OLG Köln, Beschluss vom 19.08.2019 - 7 U 20/19
Fundstelle
openJur 2019, 38158
  • Rkr:
Verfahrensgang
  • vorher: Az. 12 O 149/18
Tenor

Der Senat weist darauf hin, dass beabsichtigt ist, die Berufung nach § 522 Abs. 2 ZPO durch Beschluss zurückzuweisen.

Es besteht Gelegenheit, innerhalb von zwei Wochen ab Zustellung Stellung zu nehmen.

Gründe

I.

Die zulässige Berufung hat nach der einstimmigen Überzeugung des Senates keine Aussicht auf Erfolg.
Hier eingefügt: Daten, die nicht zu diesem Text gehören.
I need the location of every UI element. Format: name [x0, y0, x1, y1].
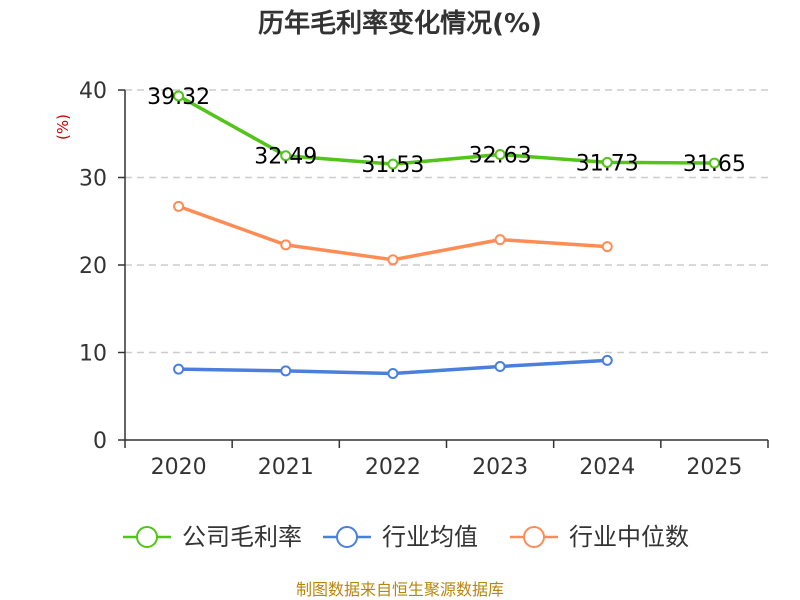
data-point-0-2024: [601, 156, 613, 168]
legend[interactable]: 公司毛利率 行业均值 行业中位数: [123, 523, 689, 551]
y-tick-label-20: 20: [79, 254, 107, 279]
y-tick-label-10: 10: [79, 342, 107, 367]
data-point-2-2020: [173, 200, 185, 212]
x-tick-label-2024: 2024: [579, 455, 635, 480]
legend-item-0[interactable]: 公司毛利率: [123, 523, 302, 551]
series-1: [173, 354, 613, 379]
data-point-2-2024: [601, 241, 613, 253]
chart-title: 历年毛利率变化情况(%): [258, 8, 542, 39]
data-point-1-2023: [494, 361, 506, 372]
series-2: [173, 200, 613, 266]
data-point-0-2022: [387, 158, 399, 170]
series-line-0: [177, 94, 715, 166]
data-point-2-2022: [387, 254, 399, 266]
data-point-1-2024: [601, 354, 613, 366]
footer-source: 制图数据来自恒生聚源数据库: [296, 580, 504, 599]
legend-item-2[interactable]: 行业中位数: [510, 523, 689, 551]
data-point-0-2025: [708, 157, 720, 169]
data-point-0-2020: [173, 90, 185, 102]
legend-marker-2: [523, 526, 545, 548]
data-point-1-2020: [173, 363, 185, 375]
x-tick-label-2025: 2025: [686, 455, 742, 480]
data-point-2-2021: [280, 239, 292, 251]
data-point-0-2023: [494, 148, 506, 160]
legend-marker-1: [336, 526, 358, 548]
y-tick-label-0: 0: [93, 429, 107, 454]
axes: 0 10 20 30 40 2020 2021 2022 2023 2024 2025: [79, 79, 769, 480]
series-0: 39.32 32.49 31.53 32.63 31.73 31.65: [147, 85, 746, 178]
legend-item-1[interactable]: 行业均值: [323, 523, 478, 551]
x-tick-label-2021: 2021: [258, 455, 314, 480]
x-tick-label-2020: 2020: [151, 455, 207, 480]
legend-marker-0: [136, 526, 158, 548]
data-label-2024: 31.73: [576, 151, 639, 176]
data-label-2025: 31.65: [683, 152, 746, 177]
legend-label-1: 行业均值: [382, 523, 478, 551]
y-tick-label-30: 30: [79, 167, 107, 192]
legend-label-2: 行业中位数: [569, 523, 689, 551]
data-point-0-2021: [280, 150, 292, 162]
data-label-2023: 32.63: [469, 143, 532, 168]
data-label-2022: 31.53: [361, 153, 424, 178]
legend-label-0: 公司毛利率: [182, 523, 302, 551]
data-point-1-2021: [280, 365, 292, 377]
data-point-1-2022: [387, 368, 399, 379]
y-tick-label-40: 40: [79, 79, 107, 104]
series-line-2: [177, 204, 608, 262]
data-label-2020: 39.32: [147, 85, 210, 110]
series-layer: 39.32 32.49 31.53 32.63 31.73 31.65: [147, 85, 746, 379]
x-tick-label-2023: 2023: [472, 455, 528, 480]
data-label-2021: 32.49: [254, 145, 317, 170]
data-point-2-2023: [494, 234, 506, 246]
y-axis-label: (%): [54, 114, 72, 140]
x-tick-label-2022: 2022: [365, 455, 421, 480]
Es ist nicht ersichtlich, dass die angefochtene Entscheidung auf einer Rechtsverletzung beruht, § 546 ZPO, oder nach § 529 ZPO zugrundezulegenden Tatsachen eine andere Entscheidung rechtfertigen, § 513 Abs. 1 ZPO. Die Sache hat auch weder grundsätzliche Bedeutung noch ist eine Entscheidung des Senats durch Urteil zur Fortbildung des Rechts oder zur Sicherung einer einheitlichen Rechtsprechung erforderlich, weswegen der Senat beabsichtigt, eine Entscheidung durch Beschluss zu treffen, § 522 Abs. 2 ZPO.

Zu Recht hat das Landgericht die Klage, gerichtet auf Zahlung von Schadensersatz wegen behaupteter rechtswidriger Sicherstellungen von getrockneten Feigen durch den Beklagten als für die Lebensmittelüberwachung zuständige Behörde, abgewiesen. Ansprüche gegen den Beklagten kommen unter keinem denkbaren rechtlichen Gesichtspunkt, insbesondere nicht aus § 39 Abs. 1 OBG, in Betracht.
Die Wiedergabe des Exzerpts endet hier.